Le Togo a réalisé de novembre 2013 à avril 2014 sa troisième enquête démographique et de santé (EDST). Les données statistiques ont été portées au public et à la connaissance des utilisateurs le 4 juin à Lomé. L’enquête relève que le Togo a réalisé des progrès en matière de santé et qui devront susciter la formulation de nouveaux programmes de santé.

L’enquête a abordé les questions relatives à la fécondité, l’activité sexuelle, les préférences en matière de fécondité, la connaissance et l’utilisation des méthodes de planification familiale et l’allaitement, l’état nutritionnel des femmes et des enfants de moins de cinq ans, la mortalité infantile, la santé de la mère et de l’enfant, la réalisation des tests du VIH ainsi que l’anémie et le paludisme.
STATS
Il ressort que la quasi-totalité des informations recueillies sont représentatives au niveau national, par rapport au milieu de résidence (urbain et rural) dans les cinq régions du pays.
L’enquête a pris en compte le taux de prévalence du VIH /SIDA dans le pays qui se situe aujourd’hui autour de 2,5 %. 78% des enfants de moins de cinq ans ont été enregistrés à l’état civil, le niveau de mortalité de ces enfants diminue grâce à l’instruction des mères et la couverture vaccinale dans les régions des plateaux est de (51%), Maritime (52%), Centrale (76%) et des Savanes (77%).

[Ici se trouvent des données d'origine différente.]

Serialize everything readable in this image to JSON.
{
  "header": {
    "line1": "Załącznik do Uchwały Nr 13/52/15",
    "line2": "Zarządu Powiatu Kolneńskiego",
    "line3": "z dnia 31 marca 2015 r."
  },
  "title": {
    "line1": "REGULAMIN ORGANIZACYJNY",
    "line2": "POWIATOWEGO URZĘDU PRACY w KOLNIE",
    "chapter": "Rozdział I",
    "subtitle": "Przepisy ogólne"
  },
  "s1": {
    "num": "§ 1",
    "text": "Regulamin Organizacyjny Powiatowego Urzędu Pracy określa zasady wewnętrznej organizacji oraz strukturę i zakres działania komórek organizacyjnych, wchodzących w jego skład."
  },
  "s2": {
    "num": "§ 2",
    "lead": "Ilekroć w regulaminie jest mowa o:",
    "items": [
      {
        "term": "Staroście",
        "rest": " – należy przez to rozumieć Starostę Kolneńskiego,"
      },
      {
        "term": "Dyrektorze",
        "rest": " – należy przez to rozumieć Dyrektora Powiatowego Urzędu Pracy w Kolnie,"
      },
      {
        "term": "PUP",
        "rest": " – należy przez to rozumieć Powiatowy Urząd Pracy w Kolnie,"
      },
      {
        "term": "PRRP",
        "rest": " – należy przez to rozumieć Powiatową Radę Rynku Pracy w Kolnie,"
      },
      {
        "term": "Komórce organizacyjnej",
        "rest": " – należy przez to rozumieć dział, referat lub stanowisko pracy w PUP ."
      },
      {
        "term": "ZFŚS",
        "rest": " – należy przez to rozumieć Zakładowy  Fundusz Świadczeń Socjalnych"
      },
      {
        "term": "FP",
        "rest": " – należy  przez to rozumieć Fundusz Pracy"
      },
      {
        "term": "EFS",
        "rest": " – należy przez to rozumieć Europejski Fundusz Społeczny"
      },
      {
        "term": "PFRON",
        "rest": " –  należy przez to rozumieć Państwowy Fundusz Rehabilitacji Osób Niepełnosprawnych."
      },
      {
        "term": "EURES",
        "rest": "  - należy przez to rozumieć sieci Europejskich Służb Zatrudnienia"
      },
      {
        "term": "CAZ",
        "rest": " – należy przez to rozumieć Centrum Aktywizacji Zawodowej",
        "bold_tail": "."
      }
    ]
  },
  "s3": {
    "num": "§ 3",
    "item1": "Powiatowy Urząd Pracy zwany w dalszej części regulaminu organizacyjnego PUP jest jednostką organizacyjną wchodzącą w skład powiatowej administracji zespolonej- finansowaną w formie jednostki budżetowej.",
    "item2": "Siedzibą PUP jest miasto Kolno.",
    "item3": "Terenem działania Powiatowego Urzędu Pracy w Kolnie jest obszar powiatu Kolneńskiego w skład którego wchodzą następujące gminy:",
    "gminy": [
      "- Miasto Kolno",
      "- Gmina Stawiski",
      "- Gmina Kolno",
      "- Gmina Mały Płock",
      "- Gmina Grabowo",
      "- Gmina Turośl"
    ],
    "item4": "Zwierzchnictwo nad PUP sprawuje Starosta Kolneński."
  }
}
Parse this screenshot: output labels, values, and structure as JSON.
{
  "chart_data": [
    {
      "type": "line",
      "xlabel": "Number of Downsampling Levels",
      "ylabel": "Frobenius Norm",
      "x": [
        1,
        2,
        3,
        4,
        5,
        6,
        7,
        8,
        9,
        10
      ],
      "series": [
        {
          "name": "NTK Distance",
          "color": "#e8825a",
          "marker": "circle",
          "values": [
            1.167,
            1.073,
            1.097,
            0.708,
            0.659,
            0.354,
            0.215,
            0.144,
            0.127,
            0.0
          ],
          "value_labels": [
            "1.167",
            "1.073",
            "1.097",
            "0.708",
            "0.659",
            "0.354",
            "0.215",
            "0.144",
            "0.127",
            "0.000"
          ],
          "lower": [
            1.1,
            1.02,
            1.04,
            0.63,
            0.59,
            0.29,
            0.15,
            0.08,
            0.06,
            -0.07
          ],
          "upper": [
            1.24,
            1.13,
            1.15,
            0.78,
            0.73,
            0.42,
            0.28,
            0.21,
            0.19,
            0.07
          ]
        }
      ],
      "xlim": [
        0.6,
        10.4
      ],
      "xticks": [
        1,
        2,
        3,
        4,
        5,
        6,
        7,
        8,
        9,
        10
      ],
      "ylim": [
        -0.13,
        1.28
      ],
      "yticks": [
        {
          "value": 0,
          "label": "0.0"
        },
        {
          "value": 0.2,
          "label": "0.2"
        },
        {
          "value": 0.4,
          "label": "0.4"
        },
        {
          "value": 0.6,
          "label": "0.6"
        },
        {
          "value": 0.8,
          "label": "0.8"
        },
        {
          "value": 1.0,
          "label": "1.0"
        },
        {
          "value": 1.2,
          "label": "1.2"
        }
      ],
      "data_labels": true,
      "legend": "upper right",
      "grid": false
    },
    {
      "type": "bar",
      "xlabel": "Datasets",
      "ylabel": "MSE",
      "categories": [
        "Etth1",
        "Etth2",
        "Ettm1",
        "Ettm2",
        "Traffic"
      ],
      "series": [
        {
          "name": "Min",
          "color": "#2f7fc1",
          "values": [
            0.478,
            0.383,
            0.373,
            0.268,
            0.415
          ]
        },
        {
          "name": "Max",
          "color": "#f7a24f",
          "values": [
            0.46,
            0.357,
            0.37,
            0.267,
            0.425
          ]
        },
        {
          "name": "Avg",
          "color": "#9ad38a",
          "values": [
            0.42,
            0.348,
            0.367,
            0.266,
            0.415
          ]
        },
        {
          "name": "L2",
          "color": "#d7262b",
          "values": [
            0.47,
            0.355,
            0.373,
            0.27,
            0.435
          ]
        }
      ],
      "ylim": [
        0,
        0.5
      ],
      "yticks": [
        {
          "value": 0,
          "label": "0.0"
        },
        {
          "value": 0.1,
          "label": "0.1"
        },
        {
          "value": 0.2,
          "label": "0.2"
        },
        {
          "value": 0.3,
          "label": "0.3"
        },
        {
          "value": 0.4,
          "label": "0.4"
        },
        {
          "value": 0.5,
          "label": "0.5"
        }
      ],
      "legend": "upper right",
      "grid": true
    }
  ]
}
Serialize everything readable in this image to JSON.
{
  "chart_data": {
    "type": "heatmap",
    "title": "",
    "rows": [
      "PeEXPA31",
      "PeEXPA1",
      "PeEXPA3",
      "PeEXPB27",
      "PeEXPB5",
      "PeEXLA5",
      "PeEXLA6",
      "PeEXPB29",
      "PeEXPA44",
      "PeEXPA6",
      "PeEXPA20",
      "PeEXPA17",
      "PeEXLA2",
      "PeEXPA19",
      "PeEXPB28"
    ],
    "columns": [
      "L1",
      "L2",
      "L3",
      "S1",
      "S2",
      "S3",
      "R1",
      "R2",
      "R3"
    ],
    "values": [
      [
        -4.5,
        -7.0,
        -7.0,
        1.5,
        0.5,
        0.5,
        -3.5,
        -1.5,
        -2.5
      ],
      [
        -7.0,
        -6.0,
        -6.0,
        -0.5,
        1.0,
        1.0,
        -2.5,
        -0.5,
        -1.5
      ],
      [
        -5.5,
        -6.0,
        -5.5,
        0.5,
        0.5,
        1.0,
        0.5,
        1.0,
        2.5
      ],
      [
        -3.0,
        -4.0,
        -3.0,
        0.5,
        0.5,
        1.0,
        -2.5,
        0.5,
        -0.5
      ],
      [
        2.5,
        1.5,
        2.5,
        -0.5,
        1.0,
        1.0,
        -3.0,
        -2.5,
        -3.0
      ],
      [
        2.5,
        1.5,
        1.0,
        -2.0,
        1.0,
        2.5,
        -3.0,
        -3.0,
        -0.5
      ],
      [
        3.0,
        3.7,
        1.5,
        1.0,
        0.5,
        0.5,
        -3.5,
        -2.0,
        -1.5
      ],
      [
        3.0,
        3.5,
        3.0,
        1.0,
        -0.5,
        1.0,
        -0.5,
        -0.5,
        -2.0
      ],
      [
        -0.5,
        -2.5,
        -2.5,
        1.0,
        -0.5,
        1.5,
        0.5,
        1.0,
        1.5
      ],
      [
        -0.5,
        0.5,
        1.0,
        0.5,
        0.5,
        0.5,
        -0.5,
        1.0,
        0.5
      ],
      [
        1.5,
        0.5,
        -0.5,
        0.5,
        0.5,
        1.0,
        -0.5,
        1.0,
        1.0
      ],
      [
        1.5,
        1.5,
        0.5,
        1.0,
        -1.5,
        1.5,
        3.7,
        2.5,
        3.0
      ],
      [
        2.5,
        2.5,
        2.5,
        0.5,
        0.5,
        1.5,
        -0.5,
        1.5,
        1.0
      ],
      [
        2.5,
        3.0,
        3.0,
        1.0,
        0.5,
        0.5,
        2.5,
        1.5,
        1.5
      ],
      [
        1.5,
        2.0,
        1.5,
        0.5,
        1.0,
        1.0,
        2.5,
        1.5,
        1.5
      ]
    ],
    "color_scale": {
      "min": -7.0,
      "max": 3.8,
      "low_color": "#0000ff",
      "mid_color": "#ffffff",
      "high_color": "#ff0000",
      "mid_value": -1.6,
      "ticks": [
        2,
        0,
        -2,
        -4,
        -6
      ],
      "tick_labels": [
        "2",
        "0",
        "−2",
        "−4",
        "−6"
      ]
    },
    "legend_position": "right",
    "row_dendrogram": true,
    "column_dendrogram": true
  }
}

Les études révèlent qu’un tiers des ménages ont des moustiquaires imprégnées d’insecticides, plus de quatre femmes sur dix ont suivi un traitement préventif intermittent, plus d’un tiers d’enfants de 6 à 59 mois ont été testés positifs pour le paludisme et qu’environ une femme sur dix a subi une fois des actes de violence conjugale (physique ou sexuelle) précisant que la violence conjugale est moins fréquente dans la Région Maritime (18%) et plus fréquente dans celle des savanes (32%). 95% des femmes et 96% des hommes pensent que l’excision ne doit pas continuer.

En principe les données obtenues de cette étude devront permettre d’évaluer les résultats de l’aide apportée par les partenaires pour soutenir les efforts du gouvernement en matière de la santé. Il reste que cette étude soit massivement disséminée.